Я хотел от него отойти, но, почувствовав, что другие еще не знают, как восстановить со мной отношения, позволил почтовику, так дорожившему своими штанами, болтать дальше.
— Слушай, коллега, хочу, чтоб ты понял, я заглядываю далеко вперед: я не вернусь на почту, уеду в какой-нибудь небольшой городок, настолько небольшой, что там еще нет машинописного бюро, но и настолько большой, чтобы испытывать потребность в таковом. Несколько пишущих машинок к услугам каждого, кто хочет печатать на машинке, но своей не имеет. Или же — вот это и есть наш шанс — имеет свою машинку, но пользоваться ею не хочет. Невысокие расценки, спокойная атмосфера, укромные комнатки — вот что мы предлагаем клиентам. А что сулит дело нам? А вот что, коллега: я ведь не какой-то там почтовик-экспедитор или приемщик бандеролей — я телеграфист. Наши машины будут немного замаскированными телетайпами, технически это не проблема, остальное — чистые деньги. Человек думает, он печатает анонимное письмецо, а тем временем параллельный аппарат в соседней комнате на наших глазах выстукивает копию. Получаем мы с клиента деньги за пользование аппаратом, присматриваемся к нему и берем уже совсем по другой таксе. Но письма с подписью тоже могут представлять интерес. Просьбы о займах, об отсрочке платежа, словом, все финансовое тоже можно использовать. Всякого рода разоблачения, жалобы, прошения, полезные указания — чистое золото. Разумеется, коллега, наичистейшее золото можно извлечь из наигрязнейших почтовых отправлений. Какой-нибудь учитель поделится с нами своим жалованьем из-за непристойного письмеца к ученице, которое он состряпал у нас, совершенно секретно, в полном одиночестве. Соседка, пишущая соседке, что ей все известно про эту соседку и некоего соседа, прикинет в уме, насколько мы обойдемся ей дешевле, чем скандал, суд и адвокаты.
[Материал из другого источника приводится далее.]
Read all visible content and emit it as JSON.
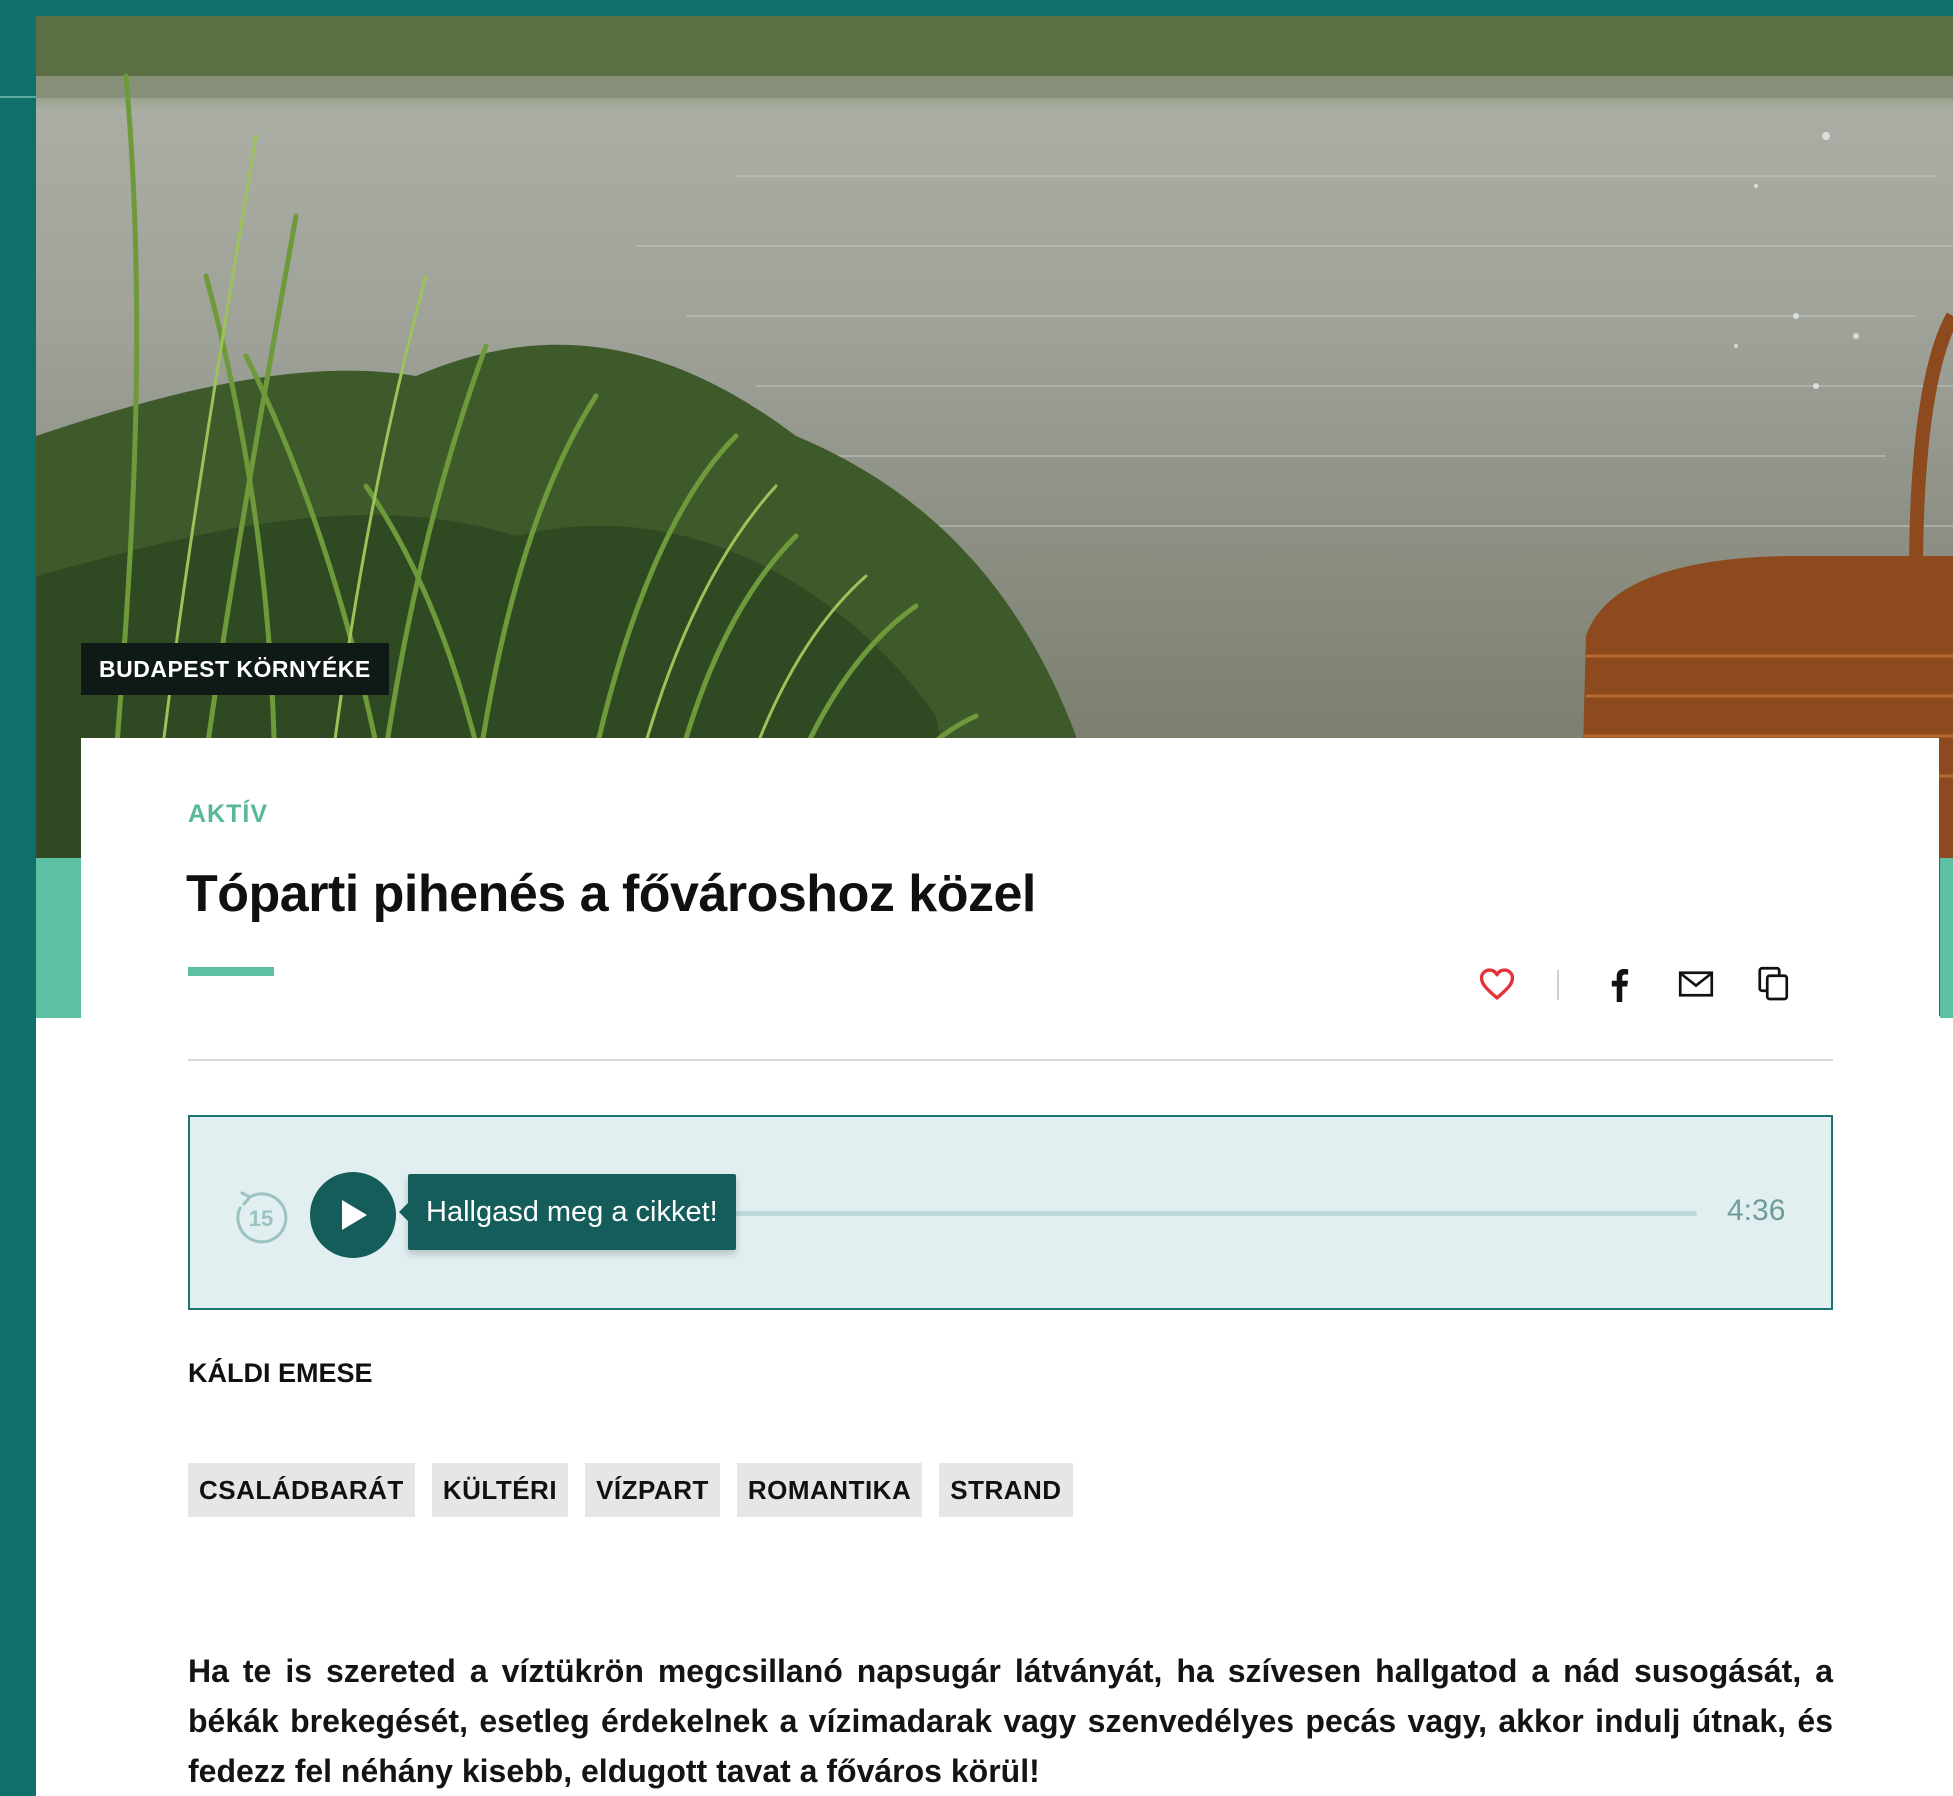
{
  "hero": {
    "region_badge": "BUDAPEST KÖRNYÉKE"
  },
  "article": {
    "category": "AKTÍV",
    "title": "Tóparti pihenés a fővároshoz közel",
    "author": "KÁLDI EMESE",
    "tags": [
      "CSALÁDBARÁT",
      "KÜLTÉRI",
      "VÍZPART",
      "ROMANTIKA",
      "STRAND"
    ],
    "lead": "Ha te is szereted a víztükrön megcsillanó napsugár látványát, ha szívesen hallgatod a nád susogását, a békák brekegését, esetleg érdekelnek a vízimadarak vagy szenvedélyes pecás vagy, akkor indulj útnak, és fedezz fel néhány kisebb, eldugott tavat a főváros körül!"
  },
  "share": {
    "icons": [
      "heart-icon",
      "facebook-icon",
      "mail-icon",
      "copy-icon"
    ]
  },
  "audio_player": {
    "rewind_label": "15",
    "cta": "Hallgasd meg a cikket!",
    "duration": "4:36",
    "progress": 0
  },
  "colors": {
    "brand_teal": "#0e6f6b",
    "accent_green": "#5bc0a4",
    "player_bg": "#e1eff0",
    "heart_red": "#e2333b"
  }
}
Или, например, мамаша…
Но тут мое терпение иссякло. Я тихо отошел от него и даже не сказал, чтобы он заткнулся. После такого долгого молчания это было бы слишком странным Первым словом.
Тюльпанщик помог мне найти более подходящее начало. Сперва он нерешительно терся возле меня, потом спросил:
— Они тебе рассказали, что здесь произошло?
— Нет, — сказал я.
«Нет» было Первое слово, наиболее уместное для меня в этом заведении, в этом обществе, после этого лета.
— Им предъявили обвинение. Шесть человек побывали у прокурора. Он им сказал, что ему от них надо.
— И что же ему надо? — спросил я, и лишь на мгновение мелькнула мысль, что вопросительное предложение для начала вполне уместно.
Ян Беверен сообщил мне, что́ нужно было польскому прокурору от полудюжины моих соседей поневоле.